SAN FRANCISCO (Reuters) - Shop ‘till you drop it’s not, but U.S. women are finally starting to buy clothes again.
Even before the U.S. economy headed south over a year ago, many U.S. women eschewed clothing purchases for themselves, given tight budgets, a clampdown on credit limits and merchandise that offered little dazzle.
That trend grew stronger as recession took hold and unemployment began to rise. But slightly better consumer confidence, good bargains and improved fall fashions have more women looking through their closets and realizing it’s time to replenish.
“After two years, she’s saying, ‘Finally, I need a few things for myself!’” said Lisa Walters, a principal with research and consulting firm Retail Eye Partners.
Retailers from Nordstrom Inc to J.C. Penney Co Inc and Chico’s FAS Inc have noted stronger apparel purchases by women in recent weeks.
It’s a welcome, albeit modest, step in advance of the holidays after a disastrous year in which most U.S. women curtailed shopping on clothing for themselves.
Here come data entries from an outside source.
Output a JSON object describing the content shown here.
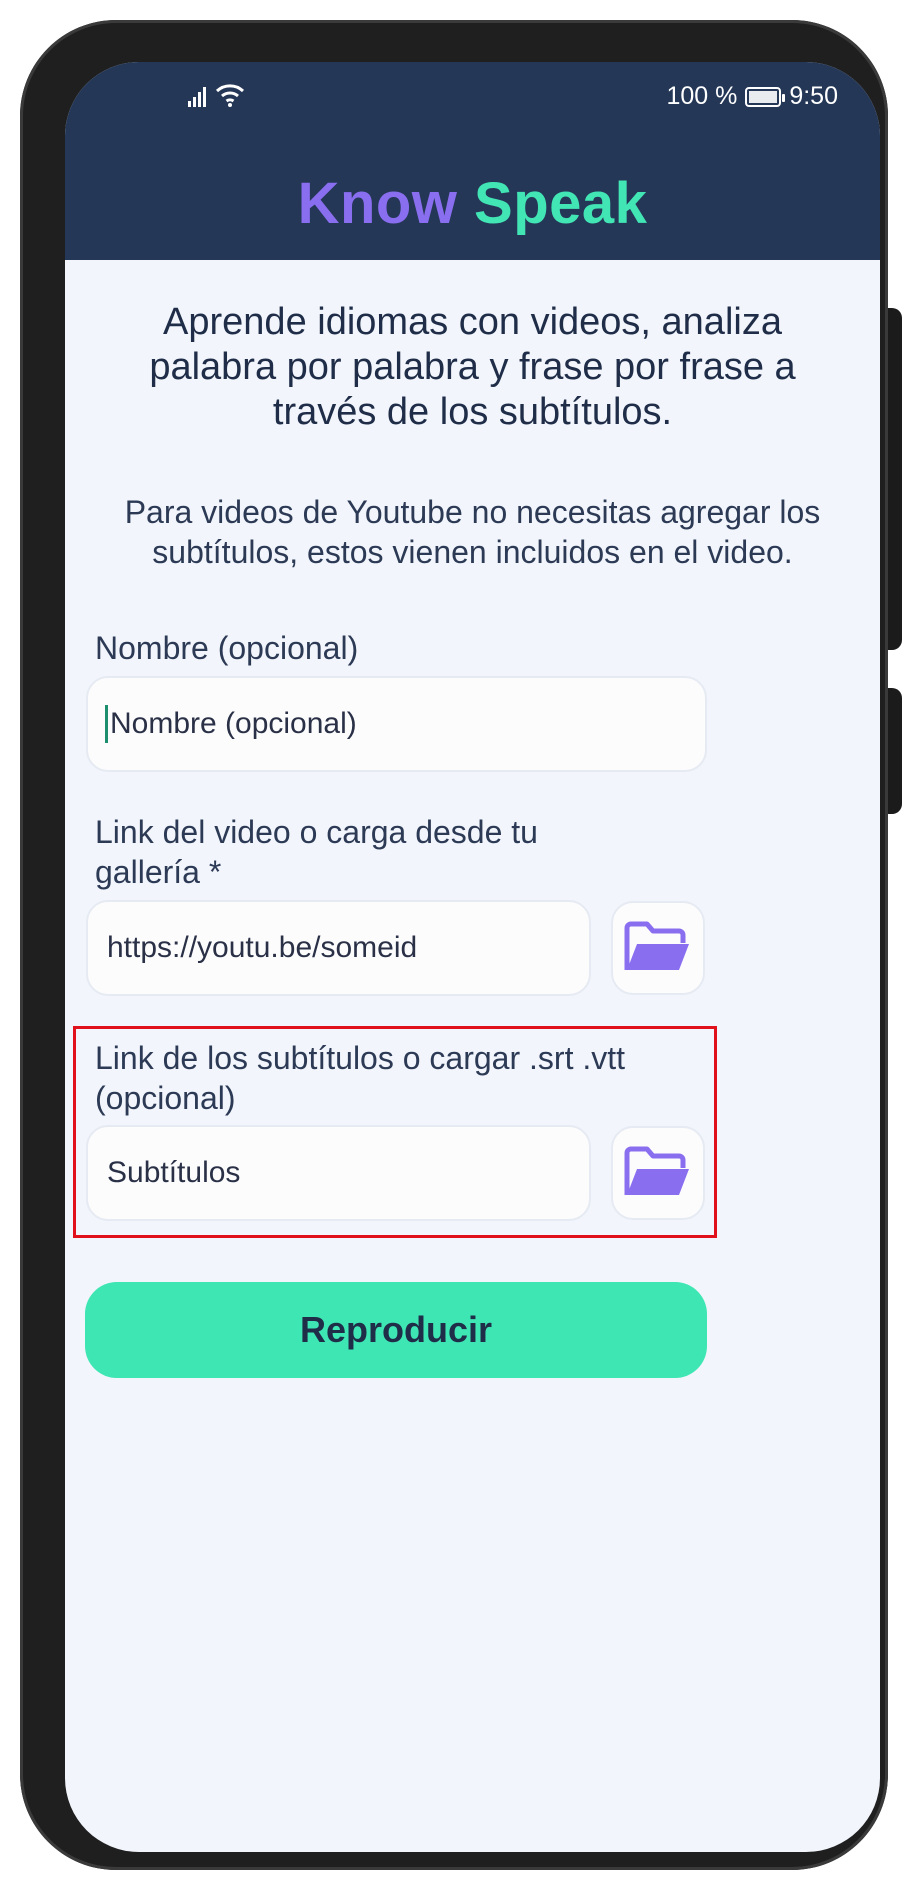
{
  "status_bar": {
    "battery": "100 %",
    "time": "9:50",
    "icons": [
      "signal-icon",
      "wifi-icon",
      "battery-icon"
    ]
  },
  "header": {
    "title_part1": "Know",
    "title_part2": " Speak",
    "title_colors": {
      "know": "#8a6ef0",
      "speak": "#42e6b5",
      "background": "#243757"
    }
  },
  "intro_text": "Aprende idiomas con videos, analiza palabra por palabra y frase por frase a través de los subtítulos.",
  "note_text": "Para videos de Youtube no necesitas agregar los subtítulos, estos vienen incluidos en el video.",
  "form": {
    "name": {
      "label": "Nombre (opcional)",
      "placeholder": "Nombre (opcional)"
    },
    "video": {
      "label": "Link del video o carga desde tu gallería *",
      "value": "https://youtu.be/someid",
      "browse_icon": "folder-open-icon"
    },
    "subtitles": {
      "label": "Link de los subtítulos o cargar .srt .vtt (opcional)",
      "placeholder": "Subtítulos",
      "browse_icon": "folder-open-icon"
    }
  },
  "play_button": {
    "label": "Reproducir",
    "color": "#3ee6b4"
  },
  "highlight_color": "#e0111b"
}
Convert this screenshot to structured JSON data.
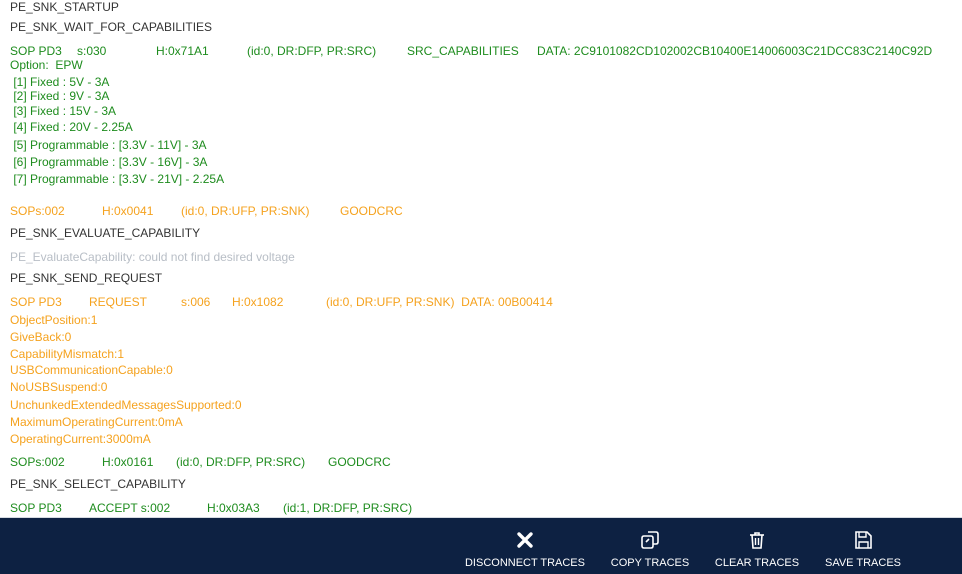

Those with children often put shopping for the family first, and their own wardrobes second.
Cooler weather and trend-right apparel items are helping. Boots, leggings, skinny jeans and a return to cozy plaids and tunics have fueled the need for wardrobe updates.
“She’s back in the mall but not buying probably as much,” said Walters. “We have seen a resurgence in shopping over the past two months. Back-to-school got moms back in the mall, and through September and October women came back to the mall for fall (wardrobe) updates.”
Industry experts characterize the trend as an uptick rather than a rebound, particularly since year-ago sales were drastically low.
Ed Yruma, an analyst with KeyBanc Capital Markets, explained the dynamic: “Is the female shopper out in full force? No. Is she shopping more than last year? Yes.”
Many consumers have adapted to the realities of a tighter budget after a year of cutting back, so they are more willing to spend judiciously when something appeals to them, analysts say.
“You have a consumer who spent 12 months paying down credit card debt, increasing her saving rate and forgoing consumption. Everybody backed off,” said Stifel Nicolaus analyst Richard Jaffe.
“Here we are 12 months later ... the bottom is in sight regarding our economy and Christmas is coming — obviously a big motivator for selling,” he said.
According to a recent survey from the National Retail Federation, some 62 percent of women plan to buy clothing or clothing accessories this holiday season. That’s better than the 60.7 percent last year but still below the 62.4 percent seen in 2007 and the more robust 67.2 percent in 2006.
J.C. Penney Chief Executive Myron Ullman told analysts earlier this month that women were increasingly buying clothes.
“While the environment is still tough, the third quarter also reflects something very important — the resilience and continuing growing appeal of our women’s apparel business,” he said.
Some retailers, such as Urban Outfitters Inc’s Anthropologie chain and J Crew Group Inc are already on a roll, having posted higher sales in recent quarters, fueled by their differentiated products and loyal customer base.
At the same time, others are fixing self-inflicted merchandise issues that have long dogged them. Chico’s on Wednesday posted better-than-expected profit and a 13 percent sales rise in what one analyst deemed a “blowout quarter.”
The company has reversed a longtime sales decline by making its clothing less matronly and trying to appeal to women with style.
Moreover, a focus on women between the ages of 40 and 50 is helping Chico’s, Walters said. Older baby-boomers age 60 and above, whose retirement savings have been hurt by the downturn, are still not in a position to spend freely.
Despite the hints of a comeback in women’s apparel sales, the big unknown is what happens in January.
“That’s the big question — that’s what investors are starting to grapple with. Nobody really knows what the demand outlook is for 2010,” said Yruma.
And if stores fail to offer compelling spring merchandise in the winter months after the holidays, women could easily return to their “non-shopping mode,” Walters said. She expects the January-to-March period to be “pretty tough.”